Ainda que seja definido através de leis, o papel dos sindicatos é de grande importância, ressalta Luciana. “Os detalhes do dia a dia são conhecidos por quem trabalha e os sindicatos é que contam com essa expertise; então, na maioria das vezes, quem vai auxiliar na definição são os próprios sindicatos das categorias”, por isso é muito importante que as categorias de trabalhadores se unam; “individualmente é muito mais difícil negociar, sempre vai ter alguém que trabalhe por menos”, adianta.
Impacto na contratação
Apesar de muitos entenderem que a definição do piso salarial gera um impacto negativo na contratação de trabalhadores, Luciana acredita que, ao definir esse valor, não existe a possibilidade de contratação de um profissional daquela categoria por um valor menor do que o definido. Dessa forma, o empregador é obrigado a pagar o piso salarial, valorizando aquele trabalho.

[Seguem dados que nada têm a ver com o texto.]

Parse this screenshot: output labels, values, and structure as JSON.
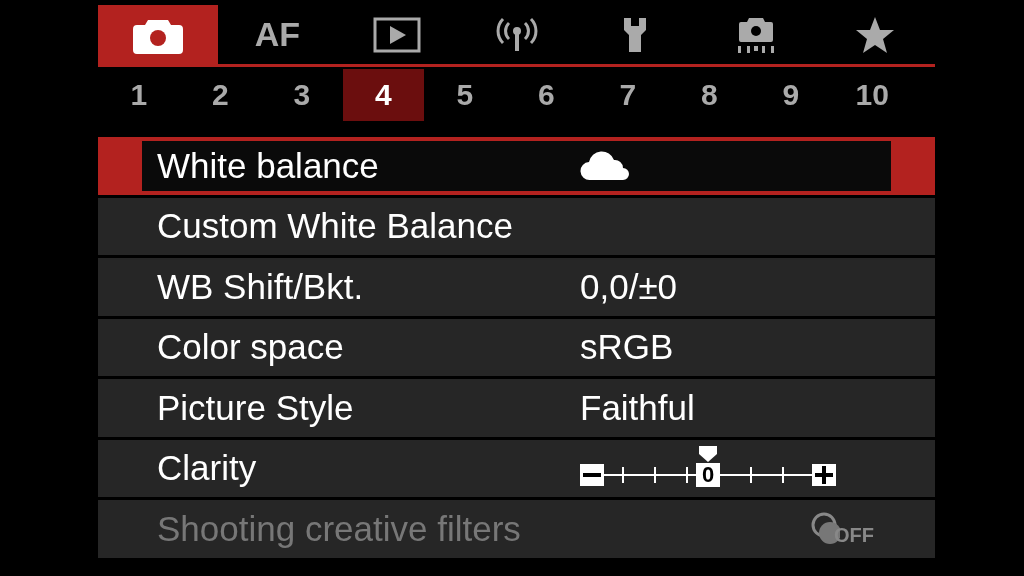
{
  "tabs": [
    {
      "kind": "camera",
      "selected": true
    },
    {
      "kind": "text",
      "label": "AF",
      "selected": false
    },
    {
      "kind": "play",
      "selected": false
    },
    {
      "kind": "wireless",
      "selected": false
    },
    {
      "kind": "wrench",
      "selected": false
    },
    {
      "kind": "custom",
      "selected": false
    },
    {
      "kind": "star",
      "selected": false
    }
  ],
  "pages": [
    {
      "label": "1",
      "selected": false
    },
    {
      "label": "2",
      "selected": false
    },
    {
      "label": "3",
      "selected": false
    },
    {
      "label": "4",
      "selected": true
    },
    {
      "label": "5",
      "selected": false
    },
    {
      "label": "6",
      "selected": false
    },
    {
      "label": "7",
      "selected": false
    },
    {
      "label": "8",
      "selected": false
    },
    {
      "label": "9",
      "selected": false
    },
    {
      "label": "10",
      "selected": false
    }
  ],
  "menu": [
    {
      "label": "White balance",
      "kind": "cloud",
      "selected": true,
      "disabled": false
    },
    {
      "label": "Custom White Balance",
      "kind": "none",
      "selected": false,
      "disabled": false
    },
    {
      "label": "WB Shift/Bkt.",
      "kind": "text",
      "value": "0,0/±0",
      "selected": false,
      "disabled": false
    },
    {
      "label": "Color space",
      "kind": "text",
      "value": "sRGB",
      "selected": false,
      "disabled": false
    },
    {
      "label": "Picture Style",
      "kind": "text",
      "value": "Faithful",
      "selected": false,
      "disabled": false
    },
    {
      "label": "Clarity",
      "kind": "scale",
      "center": "0",
      "level": 0.5,
      "selected": false,
      "disabled": false
    },
    {
      "label": "Shooting creative filters",
      "kind": "filter",
      "value": "OFF",
      "selected": false,
      "disabled": true
    }
  ]
}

A discussão sobre esse tema é extensa e com controvérsias. Enquanto alguns acreditam que cada trabalhador é responsável por negociar seu próprio salário, sem a interferência de terceiros, outros destacam que a realidade não é essa. “Os empregadores querem sempre aumentar sua margem de lucro e o que eles cortam em primeiro lugar é sempre o salário do trabalhador”, afirma Luciana.
São raras as vezes, segundo a especialista, em que o empregador pensa em investimentos para a melhoria da profissão e foi nesse contexto que o Brasil decidiu em 1988, com a promulgação da atual Constituição Federal, criar regras de proteção aos trabalhadores, como o piso salarial e o salário mínimo. A especialista acredita que o impacto dessas medidas é positivo, “vai gerar trabalhadores mais satisfeitos e, portanto, serviços executados com mais qualidade”.